Сначала я вспомнил, что во время службы в ЦДКА моим начальником был В. И. Мутных, в тюрьме мне стало известно, что вместе со многими другими высшими военачальниками он был арестован как троцкист. Услышав эту фамилию, Касаткин насторожился, но когда узнал, что за время службы в ЦДКА я всего два раза разговаривал с Мутных, сразу сник, потому что пришить меня к делу Мутных было нельзя, ведь я никогда в партии не состоял и к троцкистской оппозиции примкнуть не мог.
Но своей цели я все же достиг: на вопрос Касаткина, что я знаю о Троцком, я ответил, что хотя Троцкого я никогда в жизни не видал и не слыхал, ни с кем из бывших троцкистов никогда в жизни не встречался и никакой троцкистской литературы никогда и в глаза не видал, но слыхал, что Троцкий принимал активное участие в Гражданской войне и считался, после Ленина, лучшим оратором. Когда Касаткин спросил у меня, откуда я получил такую информацию, то, понимая, что ему нужна любая фамилия, назвал своего двоюродного дядю – участника Гражданской войны, умершего лет десять назад. Касаткин записал фамилию дяди.

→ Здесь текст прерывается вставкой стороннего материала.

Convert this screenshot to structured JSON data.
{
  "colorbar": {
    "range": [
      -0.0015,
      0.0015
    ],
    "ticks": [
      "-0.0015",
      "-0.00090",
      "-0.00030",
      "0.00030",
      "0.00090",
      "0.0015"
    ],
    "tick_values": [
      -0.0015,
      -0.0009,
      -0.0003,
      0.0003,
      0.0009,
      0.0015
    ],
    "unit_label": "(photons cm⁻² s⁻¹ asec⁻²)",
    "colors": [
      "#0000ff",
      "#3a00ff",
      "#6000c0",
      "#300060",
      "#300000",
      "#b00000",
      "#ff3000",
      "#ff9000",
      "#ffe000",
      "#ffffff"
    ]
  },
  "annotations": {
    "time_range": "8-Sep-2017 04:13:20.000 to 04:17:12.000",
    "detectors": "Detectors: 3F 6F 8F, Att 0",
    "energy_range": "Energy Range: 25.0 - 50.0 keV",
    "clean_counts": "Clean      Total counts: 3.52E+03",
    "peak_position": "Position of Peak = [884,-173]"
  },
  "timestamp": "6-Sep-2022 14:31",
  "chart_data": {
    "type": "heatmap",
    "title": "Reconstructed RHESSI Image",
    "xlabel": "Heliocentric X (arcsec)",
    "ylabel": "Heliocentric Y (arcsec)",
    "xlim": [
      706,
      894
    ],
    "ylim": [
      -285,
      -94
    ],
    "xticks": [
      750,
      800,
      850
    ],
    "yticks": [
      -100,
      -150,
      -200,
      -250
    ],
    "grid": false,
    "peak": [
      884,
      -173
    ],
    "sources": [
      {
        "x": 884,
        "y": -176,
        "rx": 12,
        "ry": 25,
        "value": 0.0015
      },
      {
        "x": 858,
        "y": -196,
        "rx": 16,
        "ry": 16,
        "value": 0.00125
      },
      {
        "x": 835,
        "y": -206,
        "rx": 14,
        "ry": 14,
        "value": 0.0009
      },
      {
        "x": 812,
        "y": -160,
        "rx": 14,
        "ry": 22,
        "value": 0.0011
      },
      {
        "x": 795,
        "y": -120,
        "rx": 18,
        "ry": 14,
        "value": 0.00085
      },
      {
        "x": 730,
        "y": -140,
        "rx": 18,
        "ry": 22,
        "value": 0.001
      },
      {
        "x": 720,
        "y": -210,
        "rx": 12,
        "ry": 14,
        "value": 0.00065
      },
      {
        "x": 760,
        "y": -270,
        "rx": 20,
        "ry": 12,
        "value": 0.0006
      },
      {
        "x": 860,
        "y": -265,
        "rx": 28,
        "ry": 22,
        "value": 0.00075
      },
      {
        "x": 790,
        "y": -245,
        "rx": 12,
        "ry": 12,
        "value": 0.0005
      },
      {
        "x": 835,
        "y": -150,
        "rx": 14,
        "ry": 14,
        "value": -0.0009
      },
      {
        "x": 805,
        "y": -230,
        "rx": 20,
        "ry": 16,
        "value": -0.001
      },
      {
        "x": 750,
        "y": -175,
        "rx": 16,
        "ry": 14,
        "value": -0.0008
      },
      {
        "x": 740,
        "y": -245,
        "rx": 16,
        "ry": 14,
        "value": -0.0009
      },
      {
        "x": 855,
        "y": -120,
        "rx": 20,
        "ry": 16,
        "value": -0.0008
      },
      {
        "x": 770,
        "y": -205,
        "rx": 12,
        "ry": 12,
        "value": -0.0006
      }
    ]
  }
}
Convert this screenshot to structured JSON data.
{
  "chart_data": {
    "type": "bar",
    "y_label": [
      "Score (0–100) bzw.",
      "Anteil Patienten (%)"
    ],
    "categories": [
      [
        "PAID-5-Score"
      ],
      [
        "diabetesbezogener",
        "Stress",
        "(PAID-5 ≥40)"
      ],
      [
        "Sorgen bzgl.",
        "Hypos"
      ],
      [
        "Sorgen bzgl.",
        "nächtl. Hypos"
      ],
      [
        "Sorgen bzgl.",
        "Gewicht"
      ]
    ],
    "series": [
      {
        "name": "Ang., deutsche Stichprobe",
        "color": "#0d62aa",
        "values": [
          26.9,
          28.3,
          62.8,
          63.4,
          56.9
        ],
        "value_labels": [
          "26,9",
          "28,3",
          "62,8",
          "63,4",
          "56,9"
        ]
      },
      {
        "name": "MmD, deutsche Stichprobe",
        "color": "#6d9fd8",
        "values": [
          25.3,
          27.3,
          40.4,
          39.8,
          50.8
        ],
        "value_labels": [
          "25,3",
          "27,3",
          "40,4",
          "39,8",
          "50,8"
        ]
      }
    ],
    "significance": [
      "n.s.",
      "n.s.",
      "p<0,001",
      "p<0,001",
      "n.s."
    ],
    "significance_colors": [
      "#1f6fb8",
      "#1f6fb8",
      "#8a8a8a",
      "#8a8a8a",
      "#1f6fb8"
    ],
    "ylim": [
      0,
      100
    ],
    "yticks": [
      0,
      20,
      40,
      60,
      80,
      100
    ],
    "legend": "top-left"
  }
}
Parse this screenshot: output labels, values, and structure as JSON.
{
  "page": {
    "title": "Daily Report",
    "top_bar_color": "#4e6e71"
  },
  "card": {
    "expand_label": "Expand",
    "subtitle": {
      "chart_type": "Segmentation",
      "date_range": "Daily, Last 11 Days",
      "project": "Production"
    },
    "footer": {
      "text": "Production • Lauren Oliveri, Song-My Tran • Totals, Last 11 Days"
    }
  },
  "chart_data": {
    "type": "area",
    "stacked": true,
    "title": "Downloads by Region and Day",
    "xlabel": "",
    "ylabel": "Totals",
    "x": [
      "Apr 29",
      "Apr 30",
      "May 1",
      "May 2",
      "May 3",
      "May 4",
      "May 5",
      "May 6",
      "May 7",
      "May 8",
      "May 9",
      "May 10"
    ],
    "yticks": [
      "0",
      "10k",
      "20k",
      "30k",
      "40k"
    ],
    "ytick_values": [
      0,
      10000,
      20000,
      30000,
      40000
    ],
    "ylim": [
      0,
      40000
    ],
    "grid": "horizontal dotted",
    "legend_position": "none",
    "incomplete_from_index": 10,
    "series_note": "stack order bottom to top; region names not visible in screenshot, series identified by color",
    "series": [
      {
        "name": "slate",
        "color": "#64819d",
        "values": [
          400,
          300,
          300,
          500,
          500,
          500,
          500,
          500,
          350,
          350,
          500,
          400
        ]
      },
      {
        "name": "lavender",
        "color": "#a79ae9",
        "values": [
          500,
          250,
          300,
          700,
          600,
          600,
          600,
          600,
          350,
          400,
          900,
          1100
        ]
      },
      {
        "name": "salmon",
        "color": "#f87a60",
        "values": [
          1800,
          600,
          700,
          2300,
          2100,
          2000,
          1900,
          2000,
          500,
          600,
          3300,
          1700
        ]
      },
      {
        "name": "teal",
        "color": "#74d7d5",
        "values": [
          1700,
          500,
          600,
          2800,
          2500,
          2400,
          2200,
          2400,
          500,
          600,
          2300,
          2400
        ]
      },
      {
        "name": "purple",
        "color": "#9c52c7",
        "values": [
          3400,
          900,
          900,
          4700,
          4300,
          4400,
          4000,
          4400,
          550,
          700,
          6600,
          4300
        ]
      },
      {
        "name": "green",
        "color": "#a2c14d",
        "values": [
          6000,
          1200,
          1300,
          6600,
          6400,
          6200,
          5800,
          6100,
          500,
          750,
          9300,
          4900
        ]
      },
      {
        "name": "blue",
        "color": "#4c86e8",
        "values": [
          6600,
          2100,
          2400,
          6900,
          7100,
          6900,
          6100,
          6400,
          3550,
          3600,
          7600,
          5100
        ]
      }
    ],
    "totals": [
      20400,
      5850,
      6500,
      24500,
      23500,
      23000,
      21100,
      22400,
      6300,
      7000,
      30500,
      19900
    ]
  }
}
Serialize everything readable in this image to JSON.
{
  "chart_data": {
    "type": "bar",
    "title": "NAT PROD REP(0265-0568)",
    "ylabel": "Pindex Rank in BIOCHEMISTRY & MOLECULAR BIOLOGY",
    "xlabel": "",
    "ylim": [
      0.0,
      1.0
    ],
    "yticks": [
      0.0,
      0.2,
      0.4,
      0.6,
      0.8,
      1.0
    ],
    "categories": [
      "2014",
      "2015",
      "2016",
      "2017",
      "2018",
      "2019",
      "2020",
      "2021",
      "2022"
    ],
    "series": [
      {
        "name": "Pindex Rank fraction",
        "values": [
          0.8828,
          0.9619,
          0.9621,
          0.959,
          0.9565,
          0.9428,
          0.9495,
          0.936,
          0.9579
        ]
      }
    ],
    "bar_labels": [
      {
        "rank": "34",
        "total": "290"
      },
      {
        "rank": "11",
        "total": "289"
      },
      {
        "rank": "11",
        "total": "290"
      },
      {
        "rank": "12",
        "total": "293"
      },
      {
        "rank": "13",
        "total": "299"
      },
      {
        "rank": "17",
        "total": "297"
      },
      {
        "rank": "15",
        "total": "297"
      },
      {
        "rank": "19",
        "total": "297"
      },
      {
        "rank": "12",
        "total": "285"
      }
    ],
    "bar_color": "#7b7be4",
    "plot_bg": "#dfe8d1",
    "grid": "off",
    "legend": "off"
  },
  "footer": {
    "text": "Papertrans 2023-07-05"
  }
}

Я, конечно, над ним смеялся: «Пиши, – думаю. – Дурак! Поищи-ка и арестуй его на том свете, тем более и жена его умерла, а детей у них не было». Делая вид, что все это его не очень интересует, Касаткин вскользь осведомился, не делился ли я такой информацией со своими знакомыми и сослуживцами? Я, недолго думая, ему ответил, что поскольку я сталкивался с работниками его ведомства во время работы в ЦДКА по радиосвязи с лагерями ГУЛАГа, был вполне осведомлен о наличии их информаторов буквально везде и прекрасно знал, что мне грозит в случае доноса о таких моих разговорах, то, естественно, вел себя очень осторожно и никогда ни с кем из своих знакомых или сослуживцев никаких разговоров о Троцком не вел. Касаткин, конечно, усомнился: «Ты такой болтливый и мог по такому интересному вопросу долго держать язык за зубами? Кто тебе в этом поверит? Уж с кем-нибудь ты ведь наверняка поделился этими сведениями?»